Uses
AZ 628 is an inhibitor of B-RAF and B-RAF(V600E)
Definition
ChEBI: 3-(2-cyanopropan-2-yl)-N-[4-methyl-3-[(3-methyl-4-oxo-6-quinazolinyl)amino]phenyl]benzamide is a member of benzamides.
Biological Activity
az628 is a potent and newly discorvered inhibitor of braf, c-raf-1 and brafv600e with ic50 values of 105 nm, 29 nm and 34 nm, respectively. this compound prevents craf activation through persistently occupying the atp-binding site of raf kinase. specificity profile suggests that az628 also inhibits activation of other tyrosine protein kinases such as ddr2, vegfr2, lyn, flt1, fms and others.raf kinases a family of three serine/threonine-specific protein kinases and participate in the ras-raf-mek-erk signal transduction cascade, also known as the mitogen-activated protein kinase (mapk) cascade. the activation of mapk signaling leads to different cellular response such as cell proliferation, apoptosis and inflammation.az628 has the potent anti-tumor activity. in human colon and melanoma-derived cell line that carries the recurrent v600e activating braf mutation, az628 was shown to inhibit anchorage-dependent and -independent growth, induce cell cycle arrest, and cause apoptosis [1]. az628 may be antiangiogenic due to inhibition of vegfr2 [2].generation of melanoma cell line clones is obtained resistance to the raf kinase inhibitor az628. resistance to az628 is connected with raised levels of the raf downstream effector p-erk1/2. erk1/2 initiation in az628-resistant clones is interceded by mek. supported multiplication of az628-resistant clones is to a great extent autonomous of braf kinase action. az628-resistant clones express elevated craf. survival of az628-safe cells is subject to craf [1].
in vitro
AZ628 inhibits B-Raf, B-Raf AZ628 acts on B-Raf-containing M14 parental cell lines treated with increasing concentrations of AZ628, an effective inhibition of p-ERK1/2 levels was observed.

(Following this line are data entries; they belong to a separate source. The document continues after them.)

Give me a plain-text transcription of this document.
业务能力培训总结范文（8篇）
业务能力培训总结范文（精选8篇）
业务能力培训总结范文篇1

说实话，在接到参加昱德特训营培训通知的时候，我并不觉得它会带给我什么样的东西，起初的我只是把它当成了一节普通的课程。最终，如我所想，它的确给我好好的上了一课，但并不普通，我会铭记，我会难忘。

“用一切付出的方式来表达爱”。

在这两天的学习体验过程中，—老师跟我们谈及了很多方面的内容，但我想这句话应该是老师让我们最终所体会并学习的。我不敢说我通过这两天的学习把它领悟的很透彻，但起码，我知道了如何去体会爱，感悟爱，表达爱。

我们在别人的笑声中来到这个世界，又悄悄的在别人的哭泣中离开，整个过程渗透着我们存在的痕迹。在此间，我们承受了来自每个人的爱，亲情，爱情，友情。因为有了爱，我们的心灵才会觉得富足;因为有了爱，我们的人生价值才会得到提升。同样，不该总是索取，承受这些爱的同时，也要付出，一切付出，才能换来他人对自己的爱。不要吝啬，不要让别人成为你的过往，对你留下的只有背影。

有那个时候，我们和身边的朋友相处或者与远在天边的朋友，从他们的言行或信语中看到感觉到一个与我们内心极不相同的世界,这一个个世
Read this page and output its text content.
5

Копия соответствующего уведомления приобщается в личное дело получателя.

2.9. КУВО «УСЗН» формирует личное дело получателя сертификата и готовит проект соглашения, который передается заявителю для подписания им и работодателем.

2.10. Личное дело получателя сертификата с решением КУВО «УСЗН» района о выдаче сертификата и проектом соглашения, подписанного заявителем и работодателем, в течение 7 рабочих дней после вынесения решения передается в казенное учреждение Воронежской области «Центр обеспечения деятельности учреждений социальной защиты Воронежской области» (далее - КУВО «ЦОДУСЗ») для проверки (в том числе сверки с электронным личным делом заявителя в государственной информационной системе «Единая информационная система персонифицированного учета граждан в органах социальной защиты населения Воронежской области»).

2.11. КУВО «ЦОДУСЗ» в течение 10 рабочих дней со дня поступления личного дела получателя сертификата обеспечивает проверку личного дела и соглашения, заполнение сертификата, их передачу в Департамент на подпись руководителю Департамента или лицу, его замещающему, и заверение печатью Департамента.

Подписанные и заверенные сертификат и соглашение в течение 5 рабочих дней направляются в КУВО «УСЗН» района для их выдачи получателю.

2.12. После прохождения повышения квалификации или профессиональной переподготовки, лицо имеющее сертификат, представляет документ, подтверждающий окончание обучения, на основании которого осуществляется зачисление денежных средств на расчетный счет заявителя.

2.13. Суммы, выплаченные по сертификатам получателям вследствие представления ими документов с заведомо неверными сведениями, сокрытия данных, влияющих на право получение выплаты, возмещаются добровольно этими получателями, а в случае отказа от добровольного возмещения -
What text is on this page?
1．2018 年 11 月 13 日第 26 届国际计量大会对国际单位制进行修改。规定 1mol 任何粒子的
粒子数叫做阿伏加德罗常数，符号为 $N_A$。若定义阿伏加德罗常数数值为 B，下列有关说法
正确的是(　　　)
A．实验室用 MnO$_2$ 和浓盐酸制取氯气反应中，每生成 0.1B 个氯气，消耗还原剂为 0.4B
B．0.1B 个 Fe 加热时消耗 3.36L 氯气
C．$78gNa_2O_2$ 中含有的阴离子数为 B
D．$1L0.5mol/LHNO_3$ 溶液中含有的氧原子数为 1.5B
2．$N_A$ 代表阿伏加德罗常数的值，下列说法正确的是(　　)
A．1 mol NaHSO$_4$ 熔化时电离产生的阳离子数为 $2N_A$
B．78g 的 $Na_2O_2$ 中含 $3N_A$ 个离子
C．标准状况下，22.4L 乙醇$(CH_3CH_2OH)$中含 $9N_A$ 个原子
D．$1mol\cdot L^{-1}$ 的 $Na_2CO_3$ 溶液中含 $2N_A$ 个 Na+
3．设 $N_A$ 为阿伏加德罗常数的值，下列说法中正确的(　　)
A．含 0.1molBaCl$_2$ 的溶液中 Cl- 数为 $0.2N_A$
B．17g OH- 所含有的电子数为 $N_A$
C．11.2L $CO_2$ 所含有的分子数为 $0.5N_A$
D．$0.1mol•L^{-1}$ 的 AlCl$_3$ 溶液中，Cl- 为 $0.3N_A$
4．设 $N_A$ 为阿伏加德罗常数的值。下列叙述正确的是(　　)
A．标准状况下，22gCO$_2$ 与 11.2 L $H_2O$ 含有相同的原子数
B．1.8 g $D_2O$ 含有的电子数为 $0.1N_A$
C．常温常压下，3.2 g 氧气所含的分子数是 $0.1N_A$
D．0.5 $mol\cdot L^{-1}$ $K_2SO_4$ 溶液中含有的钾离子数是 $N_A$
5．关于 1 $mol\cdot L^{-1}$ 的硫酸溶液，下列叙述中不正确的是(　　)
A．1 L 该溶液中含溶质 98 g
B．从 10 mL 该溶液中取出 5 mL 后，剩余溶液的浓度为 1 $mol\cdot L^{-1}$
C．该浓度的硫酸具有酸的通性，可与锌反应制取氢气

It acts on AZ628-resistant M14 cells and does not inhibit ERK activation. AZ628 acts on NRAS-mutated malignant melanoma cells and effectively reduces ERK activation.
Enzyme inhibitor
This pan-Raf inhibitor (FW = 451.52 g/mol; CAS 878739-06-1; Solubility:
90 mg/mL DMSO, <1 mg/mL H2O), also named 3- (2-cyanopropan-2-yl) -
N- (4-methyl-3- (3-methyl-4-oxo-3,4-dihydroquinazolin-6-ylamino) -
phenyl) benzamide, targets the proto-oncogene B-Raf, or BRAF, or, more
formally, serine/threonine-protein kinase B-Raf (IC50 = 105 nM),
BRAFV600E (IC50 = 34 nM), and c-Raf-1 (IC50 = 29 nM), with off-target
inhibition of VEGFR2, DDR2, Lyn, Flt1, FMS, and others. Mechanism
of Action: Frequently mutated in human cancer, MAPK/ERK pathway
consists of a RAS family GTP protein that is activated in response to
extracellular signaling and recruits a RAF kinase family member to the cell
membrane. Once activated, RAF signals through MAP/ERK kinase to
activate ERK and its downstream effectors to regulate cell differentiation,
proliferation, senescence, and survival. Mutations in BRAF (especially
BRAFV600E) are found in approximately 30% of all human cancers
(melanoma, colorectal, and thyroid cancers), making the BRAF pathway a
druggable target for therapy.
target
| Target | Value |
C-Raf-1
(Cell-free assay) | 29 nM |
B-Raf (V600E)
(Cell-free assay) | 34 nM |
B-Raf
(Cell-free assay) | 105 nM |
References
1. montagut c, sharma sv, shioda t, mcdermott u, ulman m, ulkus le, et al. elevated craf as a potential mechanism of acquired resistance to braf inhibition in melanoma. cancer res 2008,68:4853-4861.2. khazak v, astsaturov i, serebriiskii ig, golemis ea. selective raf inhibition in cancer therapy. expert opin ther targets 2007,11:1587-1609.